= Hydroentanglement =

Bonding process for wet or dry fibrous webs

Hydroentanglement is a bonding process for wet or dry fibrous webs made by either carding, airlaying or wet-laying, the resulting bonded fabric being a nonwoven. It uses fine, high pressure jets of water which penetrate the web, hit the conveyor belt (or "wire" as in papermaking conveyor) and bounce back causing the fibres to entangle.

Hydroentanglement is sometimes known as spunlacing, this term arising because the early nonwovens were entangled on conveyors with a patterned weave which gave the nonwovens a lacy appearance. It can also be regarded as a two-dimensional equivalent of spinning fibres into yarns prior to weaving. The water pressure has a direct bearing on the gsm, and strength of the web, and very high pressures not only entangle but can also split fibres into micro- and nano-fibres which give the resulting hydroentangled nonwoven a leatherlike or even silky texture. This type of nonwoven can be as strong and tough as woven fabrics made from the same fibres.

== Composition ==
Different types of staple length fibers and blends can be used in hydroentangled nonwoven fabrics.
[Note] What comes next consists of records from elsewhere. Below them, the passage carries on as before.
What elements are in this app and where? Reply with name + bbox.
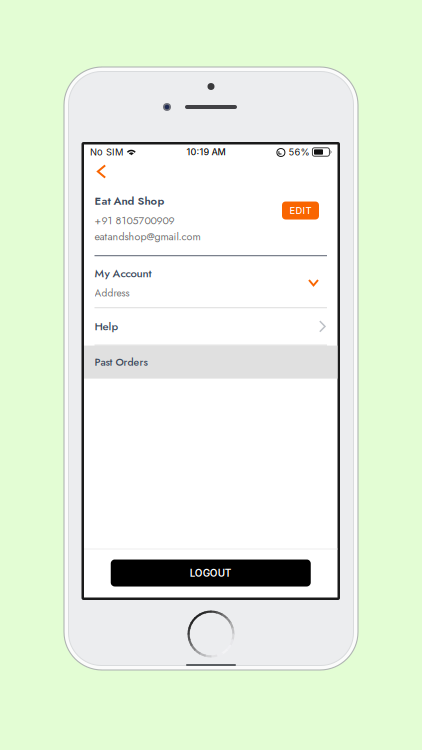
button[interactable]: Back xyxy=(89,160,114,184)
button[interactable]: EDIT xyxy=(282,202,319,220)
staticText: My Account xyxy=(94,265,152,282)
staticText: Past Orders xyxy=(94,355,148,370)
staticText: 56% xyxy=(288,146,309,158)
staticText: No SIM xyxy=(90,146,123,158)
staticText: Help xyxy=(94,318,118,335)
staticText: Eat And Shop xyxy=(94,192,164,209)
staticText: Address xyxy=(94,286,130,300)
button[interactable]: Past Orders xyxy=(84,346,338,379)
staticText: EDIT xyxy=(290,205,312,216)
button[interactable]: LOGOUT xyxy=(111,560,311,586)
button[interactable]: Help xyxy=(94,308,327,345)
staticText: +91 8105700909 xyxy=(94,213,174,228)
staticText: eatandshop@gmail.com xyxy=(94,229,200,244)
staticText: LOGOUT xyxy=(190,567,232,579)
button[interactable]: My Account xyxy=(94,256,327,307)
staticText: 10:19 AM xyxy=(186,146,226,158)
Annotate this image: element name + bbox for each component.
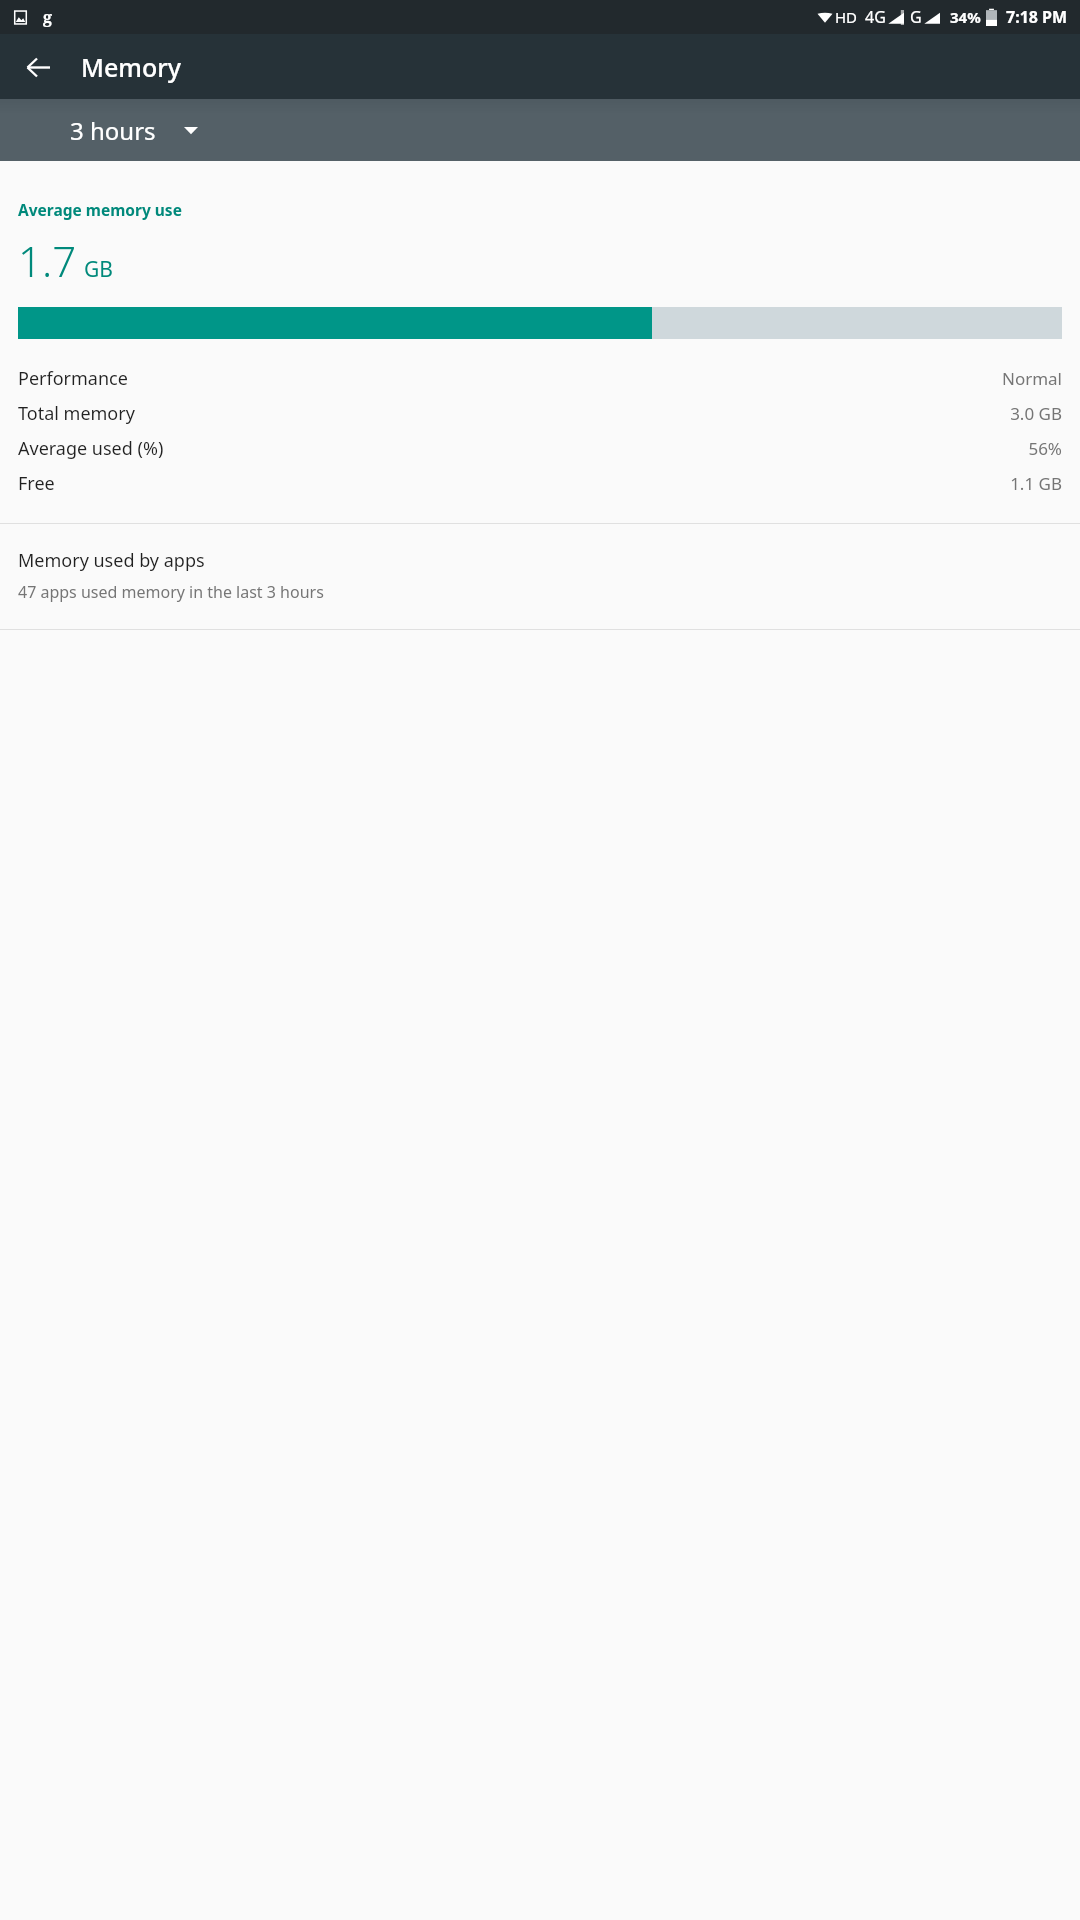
staticText: 3.0 GB <box>1010 402 1062 425</box>
staticText: Memory <box>81 50 182 84</box>
staticText: G <box>910 6 922 28</box>
staticText: 3 hours <box>70 114 156 147</box>
staticText: Total memory <box>18 401 135 426</box>
button[interactable]: Total memory <box>0 396 1080 431</box>
button[interactable]: Back <box>14 43 62 91</box>
staticText: 7:18 PM <box>1006 6 1068 28</box>
staticText: 1.7 <box>18 232 77 289</box>
staticText: Free <box>18 471 55 496</box>
staticText: Average memory use <box>18 199 182 220</box>
staticText: Performance <box>18 366 128 391</box>
staticText: HD <box>835 7 858 27</box>
staticText: g <box>43 6 52 28</box>
button[interactable]: Free <box>0 466 1080 501</box>
button[interactable]: Performance <box>0 361 1080 396</box>
button[interactable]: Memory used by apps <box>0 524 1080 629</box>
button[interactable]: 3 hours <box>66 106 202 155</box>
staticText: 4G <box>865 6 886 28</box>
staticText: Average used (%) <box>18 436 164 461</box>
staticText: 34% <box>950 7 981 27</box>
staticText: Normal <box>1001 367 1062 390</box>
staticText: Memory used by apps <box>18 548 205 573</box>
staticText: 56% <box>1028 437 1062 460</box>
button[interactable]: Average used (%) <box>0 431 1080 466</box>
staticText: GB <box>84 255 113 284</box>
staticText: 1.1 GB <box>1010 472 1062 495</box>
staticText: 47 apps used memory in the last 3 hours <box>18 581 324 603</box>
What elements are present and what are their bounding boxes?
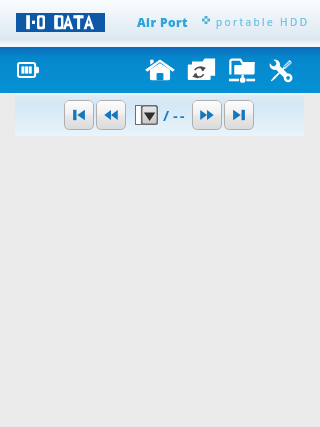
button[interactable]: Home xyxy=(145,56,175,86)
button[interactable]: Tools xyxy=(266,56,296,86)
staticText: Air Port xyxy=(137,14,188,30)
button[interactable]: Select page xyxy=(135,105,158,125)
button[interactable]: Battery xyxy=(17,62,39,78)
staticText: / xyxy=(163,105,170,125)
staticText: portable HDD xyxy=(216,15,310,29)
button[interactable] xyxy=(16,13,105,32)
button[interactable]: Previous page xyxy=(96,100,126,130)
button[interactable]: Last page xyxy=(224,100,254,130)
button[interactable]: Sync folder xyxy=(186,56,216,86)
other: Plus xyxy=(202,16,210,24)
button[interactable]: First page xyxy=(64,100,94,130)
staticText: -- xyxy=(173,105,187,125)
button[interactable]: Next page xyxy=(192,100,222,130)
button[interactable]: Network folder xyxy=(226,56,256,86)
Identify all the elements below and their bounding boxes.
Polyester and cellulosic (regenerated cellulosic fibers such as viscose) blend is most commonly used in these fabrics.

==Characteristics ==
The spun-lace fabrics have variable thickness and properties since they are produced by varying processing parameters such as waterjet pressure, delivery speed, web mass and web composition. Primarily these fabrics are water absorbent and holds many other properties like water retention, water vapor permeability and capillary. They are lightweight, soft, flexible and silky texture. They are disposable and affordable than peers.

== Process ==
The spunlace nonwoven manufacturing process includes the following key steps:spunlace nonwoven process Retrieved 21 January 2016.

- Fiber Preparation
 Selection of raw materials which can be natural fibers like cotton, viscose, bamboo, or synthetic fibers such as polyester and polypropylene, individually or in blends.

- Carding
 Fibers are separated and aligned in parallel by passing through rollers with fine wire teeth to prepare for web formation.

- Web Formation
 The aligned fibers are formed into a loose, fibrous web that serves as the base material for the spunlace process.

- Hydroentangling (Spunlacing)
 The loose fiber web is passed through high-pressure water jets that spray water jets onto the fibers, entangling them mechanically into a durable fabric.

- Dewatering and Drying
 Excess water is removed from the fabric using mechanical rollers and/or hot air drying to prepare the fabric for finishing and winding.

== Use ==
They are suitable for many types of wet wipes, kitchen wipes and aprons. By altering physical properties with lamination, coating, etc. these fabrics offer variety of products suitable in use of hygiene care and medical textiles for instance sanitary napkins, baby wipes, face masks and range of medical gowns used as a part of PPE.